More often, it’s an accumulation of subtle stressors:
• Blood sugar variability
• Gut disruption (bloating, sensitivities, irregularity)
• Inadequate deep sleep
• Environmental exposures (mold, chemicals, heavy metals)
• Emotional burden + mental load
• Nutrient depletion (magnesium, omega-3s, zinc, B vitamins)
Once we identify the drivers, treatment becomes precise.
How We Break the Loop (and the Spell of Stress-mas)
The encouraging truth: The stress–inflammation loop is reversible. Small, consistent shifts can create meaningful change.
Stabilize blood sugar
Start meals with protein, add color, include fiber, and take a short post-meal walk.
Improve sleep quality
Deep sleep is one of the body’s most potent anti-inflammatory tools.
Strength train regularly
Muscle produces anti-inflammatory myokines. Even 2 sessions a week help.
Support the gut
Increase plant diversity, hydrate, chew slowly, identify food triggers.
Build a daily recovery ritual
Breathwork, meditation, sunlight, stretching, an evening walk — something predictable and grounding.
Reduce toxin exposure
Cleaner air, filtered water, low-toxin home and personal products.
Address emotional stress directly
Therapy, somatic practices, journaling, vulnerability with trusted people.

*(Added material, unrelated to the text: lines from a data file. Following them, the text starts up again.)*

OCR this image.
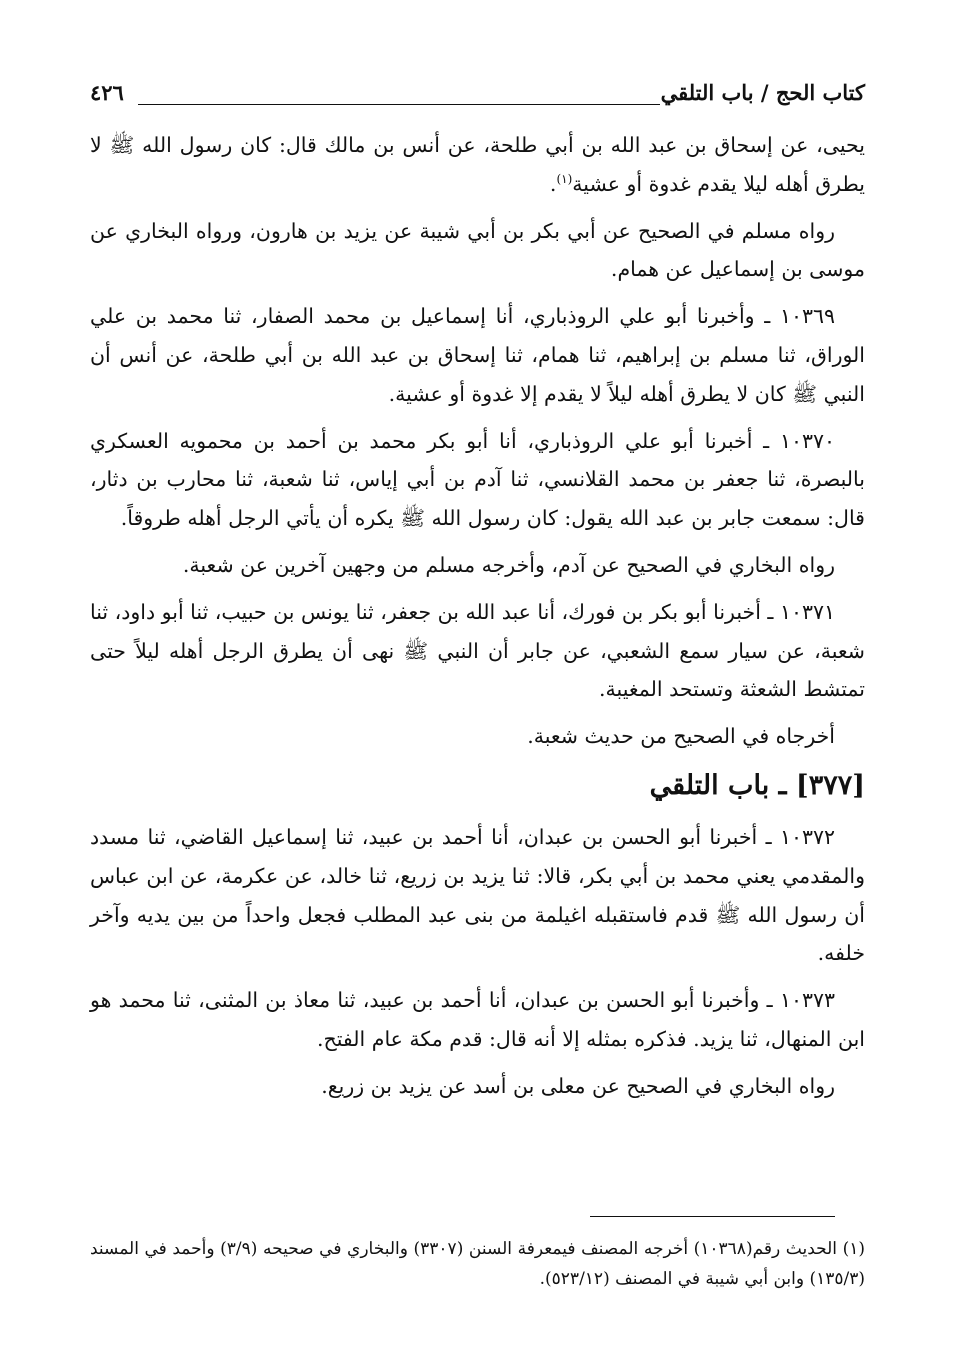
كتاب الحج / باب التلقي
٤٢٦

يحيى، عن إسحاق بن عبد الله بن أبي طلحة، عن أنس بن مالك قال: كان رسول الله ﷺ لا يطرق أهله ليلا يقدم غدوة أو عشية$^{(١)}$.

رواه مسلم في الصحيح عن أبي بكر بن أبي شيبة عن يزيد بن هارون، ورواه البخاري عن موسى بن إسماعيل عن همام.

١٠٣٦٩ ـ وأخبرنا أبو علي الروذباري، أنا إسماعيل بن محمد الصفار، ثنا محمد بن علي الوراق، ثنا مسلم بن إبراهيم، ثنا همام، ثنا إسحاق بن عبد الله بن أبي طلحة، عن أنس أن النبي ﷺ كان لا يطرق أهله ليلاً لا يقدم إلا غدوة أو عشية.

١٠٣٧٠ ـ أخبرنا أبو علي الروذباري، أنا أبو بكر محمد بن أحمد بن محمويه العسكري بالبصرة، ثنا جعفر بن محمد القلانسي، ثنا آدم بن أبي إياس، ثنا شعبة، ثنا محارب بن دثار، قال: سمعت جابر بن عبد الله يقول: كان رسول الله ﷺ يكره أن يأتي الرجل أهله طروقاً.

رواه البخاري في الصحيح عن آدم، وأخرجه مسلم من وجهين آخرين عن شعبة.

١٠٣٧١ ـ أخبرنا أبو بكر بن فورك، أنا عبد الله بن جعفر، ثنا يونس بن حبيب، ثنا أبو داود، ثنا شعبة، عن سيار سمع الشعبي، عن جابر أن النبي ﷺ نهى أن يطرق الرجل أهله ليلاً حتى تمتشط الشعثة وتستحد المغيبة.

أخرجاه في الصحيح من حديث شعبة.

[٣٧٧] ـ باب التلقي

١٠٣٧٢ ـ أخبرنا أبو الحسن بن عبدان، أنا أحمد بن عبيد، ثنا إسماعيل القاضي، ثنا مسدد والمقدمي يعني محمد بن أبي بكر، قالا: ثنا يزيد بن زريع، ثنا خالد، عن عكرمة، عن ابن عباس أن رسول الله ﷺ قدم فاستقبله اغيلمة من بنى عبد المطلب فجعل واحداً من بين يديه وآخر خلفه.

١٠٣٧٣ ـ وأخبرنا أبو الحسن بن عبدان، أنا أحمد بن عبيد، ثنا معاذ بن المثنى، ثنا محمد هو ابن المنهال، ثنا يزيد. فذكره بمثله إلا أنه قال: قدم مكة عام الفتح.

رواه البخاري في الصحيح عن معلى بن أسد عن يزيد بن زريع.

(١) الحديث رقم(١٠٣٦٨) أخرجه المصنف فيمعرفة السنن (٣٣٠٧) والبخاري في صحيحه (٣/٩) وأحمد في المسند (١٣٥/٣) وابن أبي شيبة في المصنف (٥٢٣/١٢).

As these elements align, the body recalibrates. Patients often describe it as feeling “more like myself again.”
Listening to Your Body This Season
The signs of Stress-mas aren’t dramatic.
They’re subtle.
They’re cumulative.
And they’re incredibly important.
Your body is always communicating — in how you wake, digest, focus, recover, and interact with the world. Once you recognize these early signals, you gain the ability to intervene long before deeper symptoms appear. This is foundational longevity work.
You don’t need extreme protocols or perfection. You need awareness, the right diagnostics, and support that honors how your body naturally heals.
And you deserve a physiology that supports your life, not one that competes with it.